Reid admits that younger people who are growing up with this technology likely don't experience the hand-wringing that Baby Boomers, Gen X and even some Millennials do.


"It's going to be utopia or dystopia. Or we maybe need a third word for it," he says. "People with bad intentions are going to misuse it. A hammer can be used to build a house. But it can also be used to swing into somebody's head."


But there will be no worries about A.I. music on Living Colour's current tour, which finds them opening shows for hard-rocking contemporaries Extreme. It will stop at Houston's House of Blues on February 20. Reid says he got to know Extreme's guitarist, Nuno Bettencourt, while both taught at Rage Against the Machine/solo artist Tom Morello's guitar camp.


"A lot of time when [guitarists] meet, you're like two bulls in a china shop. But we have a lot of respect for each other," he recalls. "We did that camp with Tom, John 5, and [MC5 guitarist] Wayne Kramer, who is sadly no longer with us. So, we wanted to put this thing together with both bands. And it works."



Living Colour burst onto the music scene in 1988 with their debut record Vivid and leadoff single, the fiery hit "Cult of Personality." And though its lyrics namechecked historical figures of dictatorial and authoritarian natures, it seems all too contemporary in 2024. The band was celebrated, the video was in heavy rotation on MTV and soon there were conversations about the importance of and paucity of Black musicians making rock music.

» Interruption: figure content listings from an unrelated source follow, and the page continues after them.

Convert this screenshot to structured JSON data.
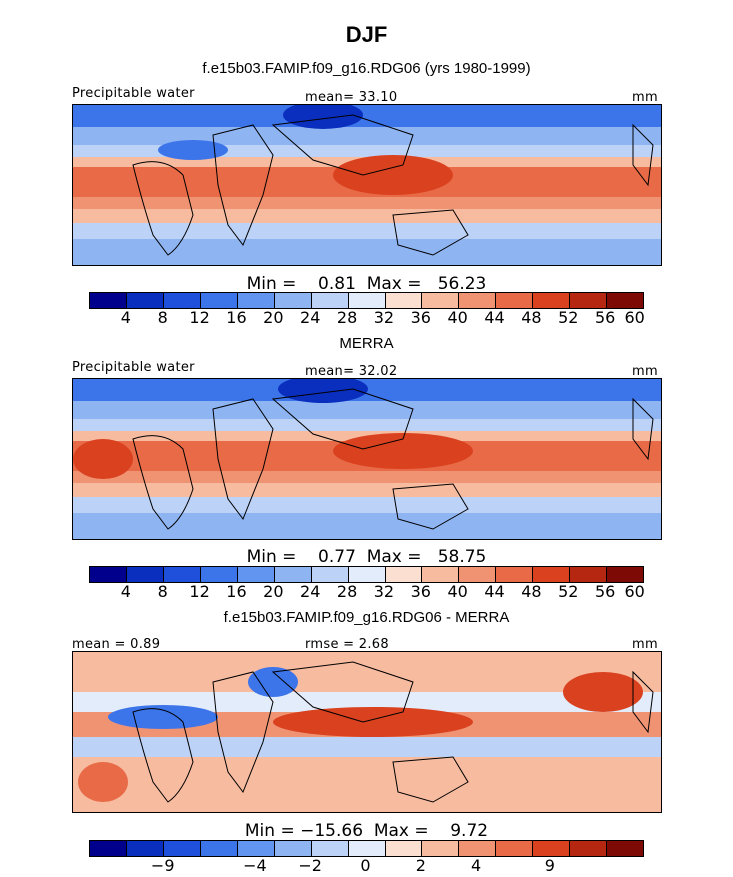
{
  "title": "DJF",
  "panels": [
    {
      "title": "f.e15b03.FAMIP.f09_g16.RDG06 (yrs 1980-1999)",
      "left_label": "Precipitable water",
      "center_label": "mean=   33.10",
      "right_label": "mm",
      "minmax": "Min =    0.81  Max =   56.23",
      "colorbar_ticks": [
        "4",
        "8",
        "12",
        "16",
        "20",
        "24",
        "28",
        "32",
        "36",
        "40",
        "44",
        "48",
        "52",
        "56",
        "60"
      ]
    },
    {
      "title": "MERRA",
      "left_label": "Precipitable water",
      "center_label": "mean=   32.02",
      "right_label": "mm",
      "minmax": "Min =    0.77  Max =   58.75",
      "colorbar_ticks": [
        "4",
        "8",
        "12",
        "16",
        "20",
        "24",
        "28",
        "32",
        "36",
        "40",
        "44",
        "48",
        "52",
        "56",
        "60"
      ]
    },
    {
      "title": "f.e15b03.FAMIP.f09_g16.RDG06 - MERRA",
      "left_label": "mean =    0.89",
      "center_label": "rmse =    2.68",
      "right_label": "mm",
      "minmax": "Min = −15.66  Max =    9.72",
      "colorbar_ticks": [
        "−9",
        "−4",
        "−2",
        "0",
        "2",
        "4",
        "9"
      ]
    }
  ],
  "colors": {
    "scale": [
      "#00008c",
      "#0a2fbf",
      "#1e50db",
      "#3c74ea",
      "#6295ef",
      "#8fb4f2",
      "#bcd2f6",
      "#e3ecfa",
      "#fbe0d2",
      "#f7bba0",
      "#f09373",
      "#e86a47",
      "#d9411f",
      "#b52710",
      "#7d0a05"
    ],
    "diff_scale": [
      "#00008c",
      "#0a2fbf",
      "#1e50db",
      "#3c74ea",
      "#6295ef",
      "#8fb4f2",
      "#bcd2f6",
      "#e3ecfa",
      "#fbe0d2",
      "#f7bba0",
      "#f09373",
      "#e86a47",
      "#d9411f",
      "#b52710",
      "#7d0a05"
    ]
  }
}
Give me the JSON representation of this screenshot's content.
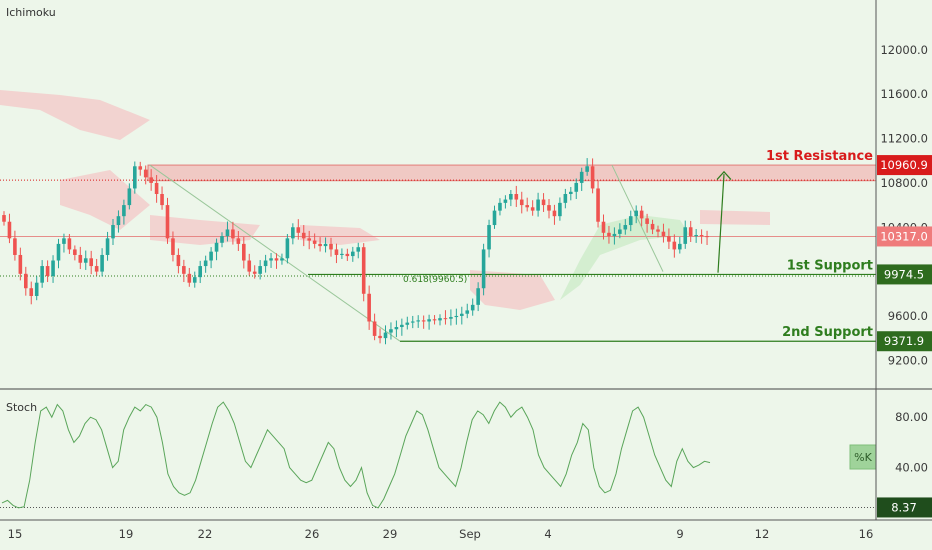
{
  "indicators": {
    "main_pane_label": "Ichimoku",
    "sub_pane_label": "Stoch",
    "stoch_k_label": "%K"
  },
  "colors": {
    "background": "#edf6ea",
    "candle_up": "#26a69a",
    "candle_down": "#ef5350",
    "resistance": "#d81b1b",
    "support": "#2e7d1e",
    "stoch_line": "#5aa55a",
    "cloud_red": "#f4c4c4",
    "cloud_green": "#c9ebc5"
  },
  "chart_data": [
    {
      "type": "candlestick",
      "title": "",
      "x_tick_labels": [
        "15",
        "19",
        "22",
        "26",
        "29",
        "Sep",
        "4",
        "9",
        "12",
        "16"
      ],
      "y_ticks": [
        9200,
        9600,
        10000,
        10400,
        10800,
        11200,
        11600,
        12000
      ],
      "y_tick_labels": [
        "9200.0",
        "9600.0",
        "",
        "10400.0",
        "10800.0",
        "11200.0",
        "11600.0",
        "12000.0"
      ],
      "ylim": [
        8950,
        12450
      ],
      "grid": false,
      "levels": [
        {
          "name": "1st Resistance",
          "price": 10960.9,
          "label": "10960.9",
          "zone_low": 10820,
          "zone_high": 10960.9
        },
        {
          "name": "1st Support",
          "price": 9974.5,
          "label": "9974.5"
        },
        {
          "name": "2nd Support",
          "price": 9371.9,
          "label": "9371.9"
        }
      ],
      "current_price": {
        "price": 10317.0,
        "label": "10317.0"
      },
      "fib_annotation": {
        "text": "0.618(9960.5)",
        "price": 9960.5
      },
      "closes": [
        10450,
        10300,
        10150,
        9980,
        9850,
        9780,
        9900,
        10050,
        9960,
        10100,
        10250,
        10300,
        10200,
        10150,
        10080,
        10120,
        10050,
        10000,
        10150,
        10300,
        10420,
        10500,
        10600,
        10750,
        10950,
        10920,
        10850,
        10800,
        10700,
        10600,
        10300,
        10150,
        10050,
        9980,
        9900,
        9950,
        10050,
        10100,
        10180,
        10260,
        10320,
        10380,
        10300,
        10250,
        10100,
        10000,
        9980,
        10050,
        10100,
        10120,
        10100,
        10120,
        10300,
        10400,
        10350,
        10300,
        10280,
        10250,
        10230,
        10250,
        10200,
        10150,
        10160,
        10140,
        10180,
        10220,
        9800,
        9550,
        9420,
        9400,
        9450,
        9480,
        9500,
        9520,
        9540,
        9550,
        9560,
        9550,
        9570,
        9560,
        9580,
        9575,
        9590,
        9600,
        9620,
        9650,
        9700,
        9850,
        10200,
        10420,
        10550,
        10620,
        10650,
        10700,
        10650,
        10600,
        10580,
        10550,
        10650,
        10600,
        10550,
        10500,
        10620,
        10700,
        10720,
        10800,
        10900,
        10950,
        10750,
        10450,
        10350,
        10320,
        10340,
        10380,
        10420,
        10500,
        10550,
        10480,
        10430,
        10380,
        10360,
        10320,
        10270,
        10200,
        10250,
        10400,
        10320,
        10330,
        10320,
        10317
      ]
    },
    {
      "type": "line",
      "name": "Stoch %K",
      "y_ticks": [
        40,
        80
      ],
      "y_tick_labels": [
        "40.00",
        "80.00"
      ],
      "ylim": [
        0,
        100
      ],
      "oversold_level": 8.37,
      "oversold_label": "8.37",
      "values": [
        12,
        14,
        10,
        8,
        9,
        30,
        60,
        85,
        88,
        80,
        90,
        85,
        70,
        60,
        65,
        75,
        80,
        78,
        70,
        55,
        40,
        45,
        70,
        80,
        88,
        85,
        90,
        88,
        80,
        60,
        35,
        25,
        20,
        18,
        20,
        30,
        45,
        60,
        75,
        88,
        92,
        85,
        75,
        60,
        45,
        40,
        50,
        60,
        70,
        65,
        60,
        55,
        40,
        35,
        30,
        28,
        30,
        40,
        50,
        60,
        55,
        40,
        30,
        25,
        30,
        40,
        20,
        10,
        8,
        15,
        25,
        35,
        50,
        65,
        75,
        85,
        82,
        70,
        55,
        40,
        35,
        30,
        25,
        40,
        60,
        78,
        85,
        82,
        75,
        85,
        92,
        88,
        80,
        85,
        88,
        80,
        70,
        50,
        40,
        35,
        30,
        25,
        35,
        50,
        60,
        75,
        70,
        40,
        25,
        20,
        22,
        35,
        55,
        70,
        85,
        88,
        80,
        65,
        50,
        40,
        30,
        25,
        45,
        55,
        45,
        40,
        42,
        45,
        44
      ]
    }
  ]
}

Unfortunately, despite continuously producing consistently great music since then with a deep catalog often searing on social and political issues, Living Colour suffers from The Curse of Thin Lizzy. Like that Irish band who many casual listeners associated with (and only with) "The Boys are Back in Town," many simply view or recall Living Colour strictly by "Cult of Personality."


For Reid, the dichotomy is certainly something he thinks about. Even today.


"It weighs on my mind the same amount as America weighs on my mind!" he laughs. "I can't take it personally and I can't have it become annoying. It would affect my work too much to go into that space. The band is out here working, we've been busy, we do our own headline shows in between. And the people that do care about our music-besides that one song-do care a lot."



As for Texas, Reid says he remembers the moment early in the band's touring life when he discovered that cities in the Lone Star State had utterly different personalities from each other.


"They are countries unto themselves in Texas!" he laughs. "At one point, Austin was the home of the oddball. But I found that Houston and Dallas had sections of town that were surprisingly Bohemian. Being from New York, we used to have very narrow perspectives on Texas. But we found some very hip people in Houston!"


Of course, the reality of the music industry and veteran band putting out new music today has been upended by streaming and online distribution. But Reid says he and band mates Corey Glover (vocals), Will Calhoun (drums) and Doug Wimbish (bass) are staying creative and have already started recording new music. What form that will take or how it's released has not yet been determined.


"We got a song out of the first session, and the last session we did was fantastic," he says. "Part of it is 'What are we saying as a band?' And a collective conversation among us has come to that."



Finally, we can't but help notice a pattern of an alphabetical nature in Living Colour's recent H-town shows. A couple of years back, they opened for Everclear. This week it's Extreme. That begs the question: Will their next appearance in Houston be with Faith No More? Or the Foo Fighters?


"Ha! I see where you're going with that!" Reid laughs. "What's been cool is playing for audiences that may only know 'Cult of Personality' and they hear something else by us and like it."


But there is one last thing that Vernon Reid wants to say to me before we sign off.


"There's going to be kind of a special...without going into detail...there's going to be a special edition of the band in Houston," he says cryptically. "But not a change. I'm just going to leave it at that!"